Attackers associated with the North Korean government recently stole over $600 worth of cryptocurrency.

The US government is warning that Lazarus, a North Korean state-sponsored hacker group, is targeting blockchain and cryptocurrency companies.

The FBI, Cybersecurity and Infrastructure Security Agency (CISA), and the US Treasury Department issued the notice. Lazarus targets users in the blockchain, cryptocurrency, and NFT space.

Hackers use a variety of communication platforms to trick people into downloading trojanized cryptocurrency apps on Windows or macOS. The cyber actors then use the applications to gain access to the victim’s computer. They spread malware in the victim’s network environment and steal private keys or exploit other security holes.

These activities enable additional tracking activities that initiate fraudulent blockchain transactions.

“North Korean state-sponsored cyber actors use a full range of tactics and techniques to exploit computer networks of interest, acquire sensitive cryptocurrency intellectual property, and obtain financial assets,” it said. -he declares.

The US government recommends implementing mitigation measures to protect critical infrastructure organizations and financial sector organizations in blockchain and cryptocurrency.

Last week, the FBI confirmed that hackers associated with the North Korean government stole more than $600 million in cryptocurrency reported on March 29.

Attackers exploit ‘thirst for information’

Hank Schless is Lookout’s Senior Director of Security Solutions. He said Lazarus has been targeting finance for years with a past focus on institutions and online cryptocurrency exchanges.

Hank Schless of Lookout

“Since cryptocurrency is a rather new technology, it presents an opportunity for threat actors to socially engineer targets,” he said. “Crypto investors are constantly looking for an edge in the market or what is the next big currency that will explode in value. Attackers can use this thirst for information to trick users into downloading malicious apps or sharing login credentials for legitimate trading platforms they use.

The attacker could then use the malicious app to exfiltrate additional data from the device it’s on, Schless said. They could also take the stolen login credentials and try them on any number of cloud apps.

To increase the chances of success, attackers are targeting users on mobile devices and cloud platforms, Schless said.

“For example, at Lookout, we discovered nearly 200 malicious cryptocurrency apps on the Google Play Store,” he said. “Most of these apps posed as mining services to trick users into downloading them.”

Big Money attracts threat actors

Chris Morgan is a Senior Cyber ​​Threat Intelligence Analyst at Digital Shadows. He said crypto investors make a lot of money, but often store it in insecure places. Therefore, threat actors will naturally direct their activities towards targeting these environments.

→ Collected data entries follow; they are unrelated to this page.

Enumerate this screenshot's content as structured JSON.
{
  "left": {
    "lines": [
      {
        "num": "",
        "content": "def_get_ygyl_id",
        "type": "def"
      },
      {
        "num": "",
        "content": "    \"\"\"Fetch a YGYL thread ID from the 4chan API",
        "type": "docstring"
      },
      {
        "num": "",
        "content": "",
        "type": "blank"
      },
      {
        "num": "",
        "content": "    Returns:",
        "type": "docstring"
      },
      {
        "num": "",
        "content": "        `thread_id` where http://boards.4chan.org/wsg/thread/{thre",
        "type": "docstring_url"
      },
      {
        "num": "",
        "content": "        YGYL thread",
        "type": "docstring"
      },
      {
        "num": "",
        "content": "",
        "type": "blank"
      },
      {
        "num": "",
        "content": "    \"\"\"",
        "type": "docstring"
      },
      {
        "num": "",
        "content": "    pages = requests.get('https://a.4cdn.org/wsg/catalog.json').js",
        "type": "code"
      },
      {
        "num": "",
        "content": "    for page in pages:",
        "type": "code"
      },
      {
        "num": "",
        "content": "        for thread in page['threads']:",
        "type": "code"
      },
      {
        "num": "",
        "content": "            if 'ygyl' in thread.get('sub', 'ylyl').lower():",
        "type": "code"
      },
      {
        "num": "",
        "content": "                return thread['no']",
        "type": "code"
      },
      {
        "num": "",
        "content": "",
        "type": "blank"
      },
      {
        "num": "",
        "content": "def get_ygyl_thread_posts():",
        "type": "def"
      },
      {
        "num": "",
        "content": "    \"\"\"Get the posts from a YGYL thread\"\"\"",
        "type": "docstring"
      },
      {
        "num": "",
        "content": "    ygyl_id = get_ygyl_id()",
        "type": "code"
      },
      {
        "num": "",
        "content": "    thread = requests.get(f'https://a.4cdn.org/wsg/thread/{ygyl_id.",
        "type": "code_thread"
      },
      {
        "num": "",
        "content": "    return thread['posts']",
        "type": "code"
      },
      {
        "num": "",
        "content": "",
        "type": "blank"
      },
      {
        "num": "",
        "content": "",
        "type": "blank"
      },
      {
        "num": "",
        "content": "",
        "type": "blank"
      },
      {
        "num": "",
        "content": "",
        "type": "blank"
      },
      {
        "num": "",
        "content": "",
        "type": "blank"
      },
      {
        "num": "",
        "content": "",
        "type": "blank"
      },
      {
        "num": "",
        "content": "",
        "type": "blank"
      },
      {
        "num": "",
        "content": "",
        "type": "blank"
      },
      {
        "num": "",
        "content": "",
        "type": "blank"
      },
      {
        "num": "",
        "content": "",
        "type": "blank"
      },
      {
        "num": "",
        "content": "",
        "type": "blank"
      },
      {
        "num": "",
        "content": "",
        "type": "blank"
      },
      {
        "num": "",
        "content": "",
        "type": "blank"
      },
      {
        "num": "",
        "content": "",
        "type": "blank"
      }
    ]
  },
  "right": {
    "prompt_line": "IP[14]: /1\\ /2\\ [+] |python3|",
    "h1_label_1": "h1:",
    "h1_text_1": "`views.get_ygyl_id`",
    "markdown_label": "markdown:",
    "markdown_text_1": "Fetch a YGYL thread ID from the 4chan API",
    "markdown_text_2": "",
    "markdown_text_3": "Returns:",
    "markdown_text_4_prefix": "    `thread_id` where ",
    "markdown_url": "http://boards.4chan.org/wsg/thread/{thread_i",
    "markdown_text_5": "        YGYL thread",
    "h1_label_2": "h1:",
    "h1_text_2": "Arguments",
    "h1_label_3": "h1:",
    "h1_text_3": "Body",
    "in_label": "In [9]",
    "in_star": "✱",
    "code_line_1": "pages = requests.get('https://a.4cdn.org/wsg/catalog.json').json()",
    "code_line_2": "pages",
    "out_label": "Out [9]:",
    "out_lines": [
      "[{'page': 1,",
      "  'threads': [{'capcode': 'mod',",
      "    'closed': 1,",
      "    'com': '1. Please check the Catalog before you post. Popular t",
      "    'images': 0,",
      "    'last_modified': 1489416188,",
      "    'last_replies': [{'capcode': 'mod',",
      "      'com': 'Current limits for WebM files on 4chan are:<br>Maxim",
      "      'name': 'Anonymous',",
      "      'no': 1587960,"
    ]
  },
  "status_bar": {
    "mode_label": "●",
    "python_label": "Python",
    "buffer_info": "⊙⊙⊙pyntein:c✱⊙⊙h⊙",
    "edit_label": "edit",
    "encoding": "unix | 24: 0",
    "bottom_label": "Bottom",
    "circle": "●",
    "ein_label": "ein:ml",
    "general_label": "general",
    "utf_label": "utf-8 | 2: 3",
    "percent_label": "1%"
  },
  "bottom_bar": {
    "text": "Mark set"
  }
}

Chris Morgan of Digital Shadows

Chris Morgan of Digital Shadows

“For consumers, much of the fraudulent activity targeting accounts results from a lack of awareness and ignorance of the risk,” he said. “Many users continue to operate insecurely, which can leave them vulnerable to attacks. For crypto and NFT platforms, it is imperative that the security maturity of the platform can minimize the considerable risks faced by users. This includes robust vulnerability assessments to identify bugs and ensuring regular consumer awareness programs on how to spot suspicious behavior.

Ensuring guidance is provided on safe use will create a safer environment for users, Morgan said.

John Bambenek is Netenrich’s main threat hunter.

Netenrich's John Bambaneck

Netenrich’s John Bambaneck

“Cryptocurrency attacks will rise and fall depending on the number of novice users out there,” he said. “Cryptocurrency is a space for fraud because protecting yourself is complicated and people are still learning how to do it. Your uncle who keeps talking about all the stuff he earned in Doge is also the guy whose DVD player flashes 12:00 ahead because it can’t set the time on it.

North Korea will continue its attacks

North Korea and Lazarus have been focusing on cryptocurrency threats for years, Bambenek said. This is because North Korea is a highly sanctioned country. Therefore, it allows them to acquire assets that they can use to pursue their government goals.

“This will continue until North Korea becomes a respectable member of the international community or the gentle meteor of death finally arrives and ends all life on earth,” he said. “The latter is the most accurate scenario.”

Karl Steinkamp of Coalfire

Karl Steinkamp of Coalfire

Karl Steinkamp is director of Coalfire. He said bad actors would target any technology and/or platform that is successful in gaining wide user adoption.

“App exchanges will continue to embed detective controls on their respective platforms…to help businesses and users mitigate risk,” he said. “As we have seen with other malware variants, users and businesses should be aware that crypto-asset malware will eventually target all platforms and technology in an attempt to trick users into click or download something malicious.”